Nel panorama dei viaggi “alternativi”, nel nostro Paese le sembra ci sia un’offerta ricca o limitata?
Non ho il polso della situazione all’estero ma ho la sensazione che in Italia l’offerta di varie tipologie di viaggio sia piuttosto ricca, ma la platea di viaggiatori viri sempre sulle stesse proposte: coppie in città d’arte con viaggi low cost o singoli che si aggregano a viaggi di gruppo con tour di chiara fama ma sempre low-budget. In generale, non mi pare abbiano la curiosità di provare esperienze diverse. C’è anche da dire che stiamo vivendo un momento poco esaltante dal punto di vista economico: il lavoro è diventato precario ma si lavora di più, il costo della vita è aumentato ma il salario è sostanzialmente invariato da anni. Ho tantissimi amici che vorrebbero partecipare ai nostri viaggi, ma o non hanno soldi o non hanno ferie.

Che cosa servirebbe in Italia per diffondere e promuovere efficacemente una meno scontata concezione del viaggio? Ha accennato precedentemente al “turismo esperienziale”. Di cosa si tratta?

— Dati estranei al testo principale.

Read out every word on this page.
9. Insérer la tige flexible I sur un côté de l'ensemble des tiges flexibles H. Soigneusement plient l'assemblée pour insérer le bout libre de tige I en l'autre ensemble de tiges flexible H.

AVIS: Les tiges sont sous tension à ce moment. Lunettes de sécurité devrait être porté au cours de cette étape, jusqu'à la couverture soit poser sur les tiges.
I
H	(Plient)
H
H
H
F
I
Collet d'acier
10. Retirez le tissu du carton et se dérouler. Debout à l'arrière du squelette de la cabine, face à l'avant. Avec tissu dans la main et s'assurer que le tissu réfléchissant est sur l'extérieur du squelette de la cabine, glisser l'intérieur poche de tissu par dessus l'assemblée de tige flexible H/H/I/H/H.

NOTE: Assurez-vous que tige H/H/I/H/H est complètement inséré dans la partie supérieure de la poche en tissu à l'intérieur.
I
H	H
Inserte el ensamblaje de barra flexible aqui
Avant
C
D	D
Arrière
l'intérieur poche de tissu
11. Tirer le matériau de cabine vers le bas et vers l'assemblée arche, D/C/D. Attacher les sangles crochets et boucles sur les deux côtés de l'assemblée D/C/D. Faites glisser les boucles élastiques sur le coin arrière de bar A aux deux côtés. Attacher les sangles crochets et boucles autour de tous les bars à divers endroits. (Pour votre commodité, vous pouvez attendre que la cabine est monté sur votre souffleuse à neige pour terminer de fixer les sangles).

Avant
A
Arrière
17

Il problema principale, secondo me, è la conoscenza: non si può pensare di partecipare ad un viaggio “alternativo” non solo se non lo si conosce, ma anche se non si ha la minima idea che possa esistere “qualcosa del genere”. L’ideale sarebbe un portale di viaggio, che contenga tutte le tipologie di viaggio e che dia pari visibilità a tutte queste proposte, così da posizionare tutte le realtà allo stesso punto di partenza, dando la possibilità a chi vi accede di valutarle in base a destinazione, programma, costo, tipologia, autorevolezza e skill di guide e accompagnatori, recensioni, ecc. Il turismo esperienziale nasce proprio dall’esigenza, da parte del viaggiatore, di sperimentare esperienze diverse dal classico viaggio turistico; ecco che sono nati così viaggi orientati al food&wine, allo yoga, al biking, percorsi tematici, insomma, che rendano il viaggio più focalizzato su aspetti specifici rispetto a tour generalisti e nei quali il turista ricopra un ruolo maggiormente attivo all’interno della proposta.

Sta per integrare l’attività di viaggi proprio con l’organizzazione di tour esperienziali a Roma destinati ai turisti stranieri, immagino in àmbito fotografico.
Sono fotografo e quindi opererò nell’ambito della fotografia. Insegnerò ai turisti, non necessariamente stranieri ma anche italiani, a fotografare (o ad approfondire conoscenze e tecniche fotografiche a chi già ha acquisito nozioni di fotografia) con una fotocamera reflex, portandoli in luoghi di Roma non turistici, come angoli nascosti del centro ma anche le periferie della città, e che abbiano un legame con la creatività come l’artigianato o la street art. È un modo innovativo di scoprire una città raffinando anche, attraverso la fotografia, il proprio sguardo; e che cosa ci può essere di meglio che sperimentarlo a Roma, uno scrigno magico e pieno di bellezze nascoste e sorprendenti che non ha rivali al mondo?